Coverage Options That Are Not as Well Known


When buying boat insurance, a common question is whether the policy pays for covered claims on an agreed value or actual cash value basis. But, what about the not-so-common questions that are just as important? In this article, we’ll cover everything from the basics to the fine-print details on a boat insurance policy.

Agreed Value Vs. Actual Cash Value

Agreed value has a predetermined coverage amount that is agreed upon by both the insured and insurer. Many boaters like this option because it’s clear exactly how much will be paid in the event of a covered total loss.

Actual Cash Value refers to the replacement cost amount minus any decrease in value over time, or depreciation. The watercraft typically depreciates as a result of natural wear and tear. Therefore, in the case of a covered claim, the insurer will analyze the cost to replace the damaged property, minus depreciation.

Let’s say you purchase a boat for $20,000 and insure it for that amount. Eight years down the road, the boat is estimated to have depreciated to a value of $10,000. If your boat is involved in an accident where the cost to repair the damage is $15,000, an Actual Cash Value policy will see the insurer will pay no more than $10,000 in the case of a covered claim.

Coverage Options That Are Not as Well Known

1. Environmental / Fuel Spill / Pollution

Boats can accidentally spill fuel into the water. A number of things can cause this , such as a careless oil change that leads to bilge pump to kick out oil. Regardless of the reason, the boater is always responsible for the spill under federal law. The cleanup costs from such a spill can become very expensive. Fuel Spill Coverage should be considered for all boaters who have fuel tanks, and even more so for boaters near at-risk ecosystems like coral reefs and oyster beds.

2. Named Storm Coverage & Hurricane Haul-Out Coverage

This type of protection is important for boaters in hurricane-prone areas. Named Storm coverage provides protection for damage caused by a tropical depression, storm, or hurricane. Boaters should always err on the side of caution when it comes to a storm; having Named Storm Coverage is an additional protection. Insurance carriers will want to know your plan to protect the boat in the event of a storm.

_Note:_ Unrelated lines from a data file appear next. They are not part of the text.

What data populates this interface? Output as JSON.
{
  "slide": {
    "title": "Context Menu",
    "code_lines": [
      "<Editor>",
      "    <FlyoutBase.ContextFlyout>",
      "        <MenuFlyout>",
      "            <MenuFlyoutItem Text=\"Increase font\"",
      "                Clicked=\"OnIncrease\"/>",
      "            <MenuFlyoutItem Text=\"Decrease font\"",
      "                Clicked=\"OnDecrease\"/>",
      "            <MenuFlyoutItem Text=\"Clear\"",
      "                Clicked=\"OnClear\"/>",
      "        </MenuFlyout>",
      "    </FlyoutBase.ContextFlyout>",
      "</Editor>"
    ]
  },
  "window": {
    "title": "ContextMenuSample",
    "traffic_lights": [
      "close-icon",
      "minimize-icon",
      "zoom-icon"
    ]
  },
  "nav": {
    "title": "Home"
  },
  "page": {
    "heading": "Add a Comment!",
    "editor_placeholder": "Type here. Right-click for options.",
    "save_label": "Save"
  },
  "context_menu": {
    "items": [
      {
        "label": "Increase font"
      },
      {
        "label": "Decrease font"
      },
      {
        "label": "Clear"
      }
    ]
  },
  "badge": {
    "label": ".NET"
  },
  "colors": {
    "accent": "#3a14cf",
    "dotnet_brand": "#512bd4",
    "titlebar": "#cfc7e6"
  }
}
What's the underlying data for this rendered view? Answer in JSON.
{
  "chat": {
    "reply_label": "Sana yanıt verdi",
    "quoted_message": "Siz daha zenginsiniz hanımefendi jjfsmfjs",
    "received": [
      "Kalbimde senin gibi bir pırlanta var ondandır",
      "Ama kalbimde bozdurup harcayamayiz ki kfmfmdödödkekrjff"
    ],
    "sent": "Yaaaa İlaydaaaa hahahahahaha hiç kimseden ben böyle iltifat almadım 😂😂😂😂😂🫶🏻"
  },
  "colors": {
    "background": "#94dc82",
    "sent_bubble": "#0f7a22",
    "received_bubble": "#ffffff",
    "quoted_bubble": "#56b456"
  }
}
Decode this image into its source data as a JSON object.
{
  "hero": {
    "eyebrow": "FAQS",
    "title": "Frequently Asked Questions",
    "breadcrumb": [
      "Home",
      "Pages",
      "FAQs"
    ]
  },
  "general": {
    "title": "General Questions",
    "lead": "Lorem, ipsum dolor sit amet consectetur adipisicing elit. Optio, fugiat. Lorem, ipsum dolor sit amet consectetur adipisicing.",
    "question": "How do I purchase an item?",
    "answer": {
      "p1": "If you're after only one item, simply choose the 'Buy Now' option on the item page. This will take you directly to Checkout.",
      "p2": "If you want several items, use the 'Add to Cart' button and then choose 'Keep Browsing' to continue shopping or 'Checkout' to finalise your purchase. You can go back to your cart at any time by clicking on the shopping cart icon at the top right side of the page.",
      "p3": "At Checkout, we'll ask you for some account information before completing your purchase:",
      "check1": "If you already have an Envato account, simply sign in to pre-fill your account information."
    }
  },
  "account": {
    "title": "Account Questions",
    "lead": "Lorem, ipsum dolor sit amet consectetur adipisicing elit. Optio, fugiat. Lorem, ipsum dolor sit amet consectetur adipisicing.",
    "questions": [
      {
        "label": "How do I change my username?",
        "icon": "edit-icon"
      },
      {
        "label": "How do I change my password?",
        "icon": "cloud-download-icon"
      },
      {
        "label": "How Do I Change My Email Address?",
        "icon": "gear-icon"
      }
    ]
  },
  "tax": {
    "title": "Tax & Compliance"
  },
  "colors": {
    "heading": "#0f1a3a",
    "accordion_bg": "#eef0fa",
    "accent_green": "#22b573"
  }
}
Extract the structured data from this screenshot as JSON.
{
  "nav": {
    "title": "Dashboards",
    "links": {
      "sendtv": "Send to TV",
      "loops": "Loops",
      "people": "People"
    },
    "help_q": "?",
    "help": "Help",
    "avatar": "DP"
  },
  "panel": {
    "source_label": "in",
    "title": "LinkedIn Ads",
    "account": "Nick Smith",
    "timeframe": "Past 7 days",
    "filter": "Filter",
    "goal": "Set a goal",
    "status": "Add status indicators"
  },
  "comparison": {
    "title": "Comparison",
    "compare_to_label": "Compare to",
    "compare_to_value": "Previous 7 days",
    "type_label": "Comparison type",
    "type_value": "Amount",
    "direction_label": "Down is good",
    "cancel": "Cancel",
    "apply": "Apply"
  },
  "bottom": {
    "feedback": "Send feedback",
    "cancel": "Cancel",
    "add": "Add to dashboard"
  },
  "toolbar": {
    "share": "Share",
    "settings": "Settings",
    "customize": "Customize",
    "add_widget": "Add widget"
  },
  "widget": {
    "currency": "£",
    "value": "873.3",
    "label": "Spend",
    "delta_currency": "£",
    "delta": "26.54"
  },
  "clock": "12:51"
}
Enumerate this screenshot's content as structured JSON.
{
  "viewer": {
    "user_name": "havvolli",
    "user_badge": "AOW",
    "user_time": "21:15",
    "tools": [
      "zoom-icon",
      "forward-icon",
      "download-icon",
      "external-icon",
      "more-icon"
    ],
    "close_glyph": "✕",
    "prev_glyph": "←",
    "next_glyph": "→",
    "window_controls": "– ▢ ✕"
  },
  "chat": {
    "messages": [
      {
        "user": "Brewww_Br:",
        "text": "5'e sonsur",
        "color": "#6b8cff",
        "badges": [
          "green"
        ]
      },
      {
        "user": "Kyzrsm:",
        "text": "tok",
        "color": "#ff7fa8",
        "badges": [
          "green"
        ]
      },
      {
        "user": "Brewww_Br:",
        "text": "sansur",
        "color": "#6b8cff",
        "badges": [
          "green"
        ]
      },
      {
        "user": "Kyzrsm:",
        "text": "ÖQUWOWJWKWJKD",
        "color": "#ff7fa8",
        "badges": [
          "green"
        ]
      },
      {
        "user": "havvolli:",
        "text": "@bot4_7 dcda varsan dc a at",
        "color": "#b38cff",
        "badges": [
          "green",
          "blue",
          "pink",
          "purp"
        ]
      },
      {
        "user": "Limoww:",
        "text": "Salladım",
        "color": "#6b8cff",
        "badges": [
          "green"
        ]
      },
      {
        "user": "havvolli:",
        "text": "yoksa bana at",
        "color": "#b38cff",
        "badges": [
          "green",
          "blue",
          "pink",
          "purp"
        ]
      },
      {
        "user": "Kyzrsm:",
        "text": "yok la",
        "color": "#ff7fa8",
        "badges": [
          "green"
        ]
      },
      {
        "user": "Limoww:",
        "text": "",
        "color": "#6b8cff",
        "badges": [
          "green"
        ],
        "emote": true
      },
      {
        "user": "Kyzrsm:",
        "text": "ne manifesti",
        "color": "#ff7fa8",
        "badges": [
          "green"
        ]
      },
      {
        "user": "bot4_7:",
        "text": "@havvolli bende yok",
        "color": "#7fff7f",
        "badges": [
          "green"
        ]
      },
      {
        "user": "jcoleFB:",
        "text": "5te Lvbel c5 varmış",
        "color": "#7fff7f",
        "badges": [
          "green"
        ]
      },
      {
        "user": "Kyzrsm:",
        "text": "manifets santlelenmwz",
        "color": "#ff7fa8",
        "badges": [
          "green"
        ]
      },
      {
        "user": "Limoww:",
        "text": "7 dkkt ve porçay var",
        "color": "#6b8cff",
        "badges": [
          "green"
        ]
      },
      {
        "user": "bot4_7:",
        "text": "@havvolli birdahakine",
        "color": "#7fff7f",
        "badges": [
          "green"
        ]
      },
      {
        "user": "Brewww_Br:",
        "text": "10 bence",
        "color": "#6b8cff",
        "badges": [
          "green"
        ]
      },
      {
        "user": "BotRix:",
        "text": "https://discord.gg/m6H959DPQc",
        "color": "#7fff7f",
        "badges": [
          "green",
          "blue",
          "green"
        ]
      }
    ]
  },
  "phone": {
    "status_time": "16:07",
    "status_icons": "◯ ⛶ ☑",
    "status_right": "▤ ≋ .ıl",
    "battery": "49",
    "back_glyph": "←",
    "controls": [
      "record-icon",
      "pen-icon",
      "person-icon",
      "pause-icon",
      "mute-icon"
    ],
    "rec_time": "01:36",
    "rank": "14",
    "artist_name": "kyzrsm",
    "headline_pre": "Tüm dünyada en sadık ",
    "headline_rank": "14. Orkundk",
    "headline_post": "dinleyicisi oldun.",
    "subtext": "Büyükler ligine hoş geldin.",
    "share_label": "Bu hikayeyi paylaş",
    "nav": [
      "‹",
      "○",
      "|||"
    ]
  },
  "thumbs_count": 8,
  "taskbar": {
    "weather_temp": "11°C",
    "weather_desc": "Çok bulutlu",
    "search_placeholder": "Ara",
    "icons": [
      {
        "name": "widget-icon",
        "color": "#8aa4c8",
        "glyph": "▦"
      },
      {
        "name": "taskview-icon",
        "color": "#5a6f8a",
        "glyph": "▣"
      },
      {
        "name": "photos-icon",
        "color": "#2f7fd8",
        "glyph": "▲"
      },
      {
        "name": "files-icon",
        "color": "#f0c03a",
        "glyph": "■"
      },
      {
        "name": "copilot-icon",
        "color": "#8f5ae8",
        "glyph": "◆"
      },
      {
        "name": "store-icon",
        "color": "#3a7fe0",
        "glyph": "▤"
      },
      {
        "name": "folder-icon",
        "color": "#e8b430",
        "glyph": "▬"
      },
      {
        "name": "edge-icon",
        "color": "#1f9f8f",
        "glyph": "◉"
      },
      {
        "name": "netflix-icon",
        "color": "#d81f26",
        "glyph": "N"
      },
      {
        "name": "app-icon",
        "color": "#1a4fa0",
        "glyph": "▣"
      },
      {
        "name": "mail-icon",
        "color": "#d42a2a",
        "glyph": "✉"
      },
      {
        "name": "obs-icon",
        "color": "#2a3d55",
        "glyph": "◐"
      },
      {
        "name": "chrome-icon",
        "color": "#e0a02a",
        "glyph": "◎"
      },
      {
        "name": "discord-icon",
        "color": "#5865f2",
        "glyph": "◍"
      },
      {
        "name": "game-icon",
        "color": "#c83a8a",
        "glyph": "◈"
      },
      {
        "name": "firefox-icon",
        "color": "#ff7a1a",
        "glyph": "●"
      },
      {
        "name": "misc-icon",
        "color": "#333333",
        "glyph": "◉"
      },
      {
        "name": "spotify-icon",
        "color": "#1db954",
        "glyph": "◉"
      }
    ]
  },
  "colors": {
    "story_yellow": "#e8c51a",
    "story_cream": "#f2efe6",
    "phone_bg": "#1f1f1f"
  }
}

This bring us to Hurricane Haul-Out Coverage. This type of coverage will pay for a portion of the costs to have a boat hauled and secured when a storm is on the horizon. The watercraft needs to be hauled by a marine professional.

3. Cruising Endorsement

Let’s say you’re a Florida boater who enjoys cruising down to the Bahamas. Your policy probably will not cover you in these waters, unless it is specifically endorsed for that trip. Getting an endorsement is quite simple. Before your trip, call up the insurance company and request the coverage.

4. Dinghy Coverage

A dinghy is useful to avoid a pricey dock or slip. Most boaters can add coverage for a dinghy on the policy, just like marine electronics and fishing gear. Dinghies can sustain damage or theft just like larger boats. Adding protection for a dinghy is definitely something to consider.

5. Watersport Coverage

Just as anglers can get added coverage for gear and fishing tournaments, the same goes for avid water skiers and wakeboarders. This would add higher-limit coverage for things like water ski tournaments and medical payments coverage.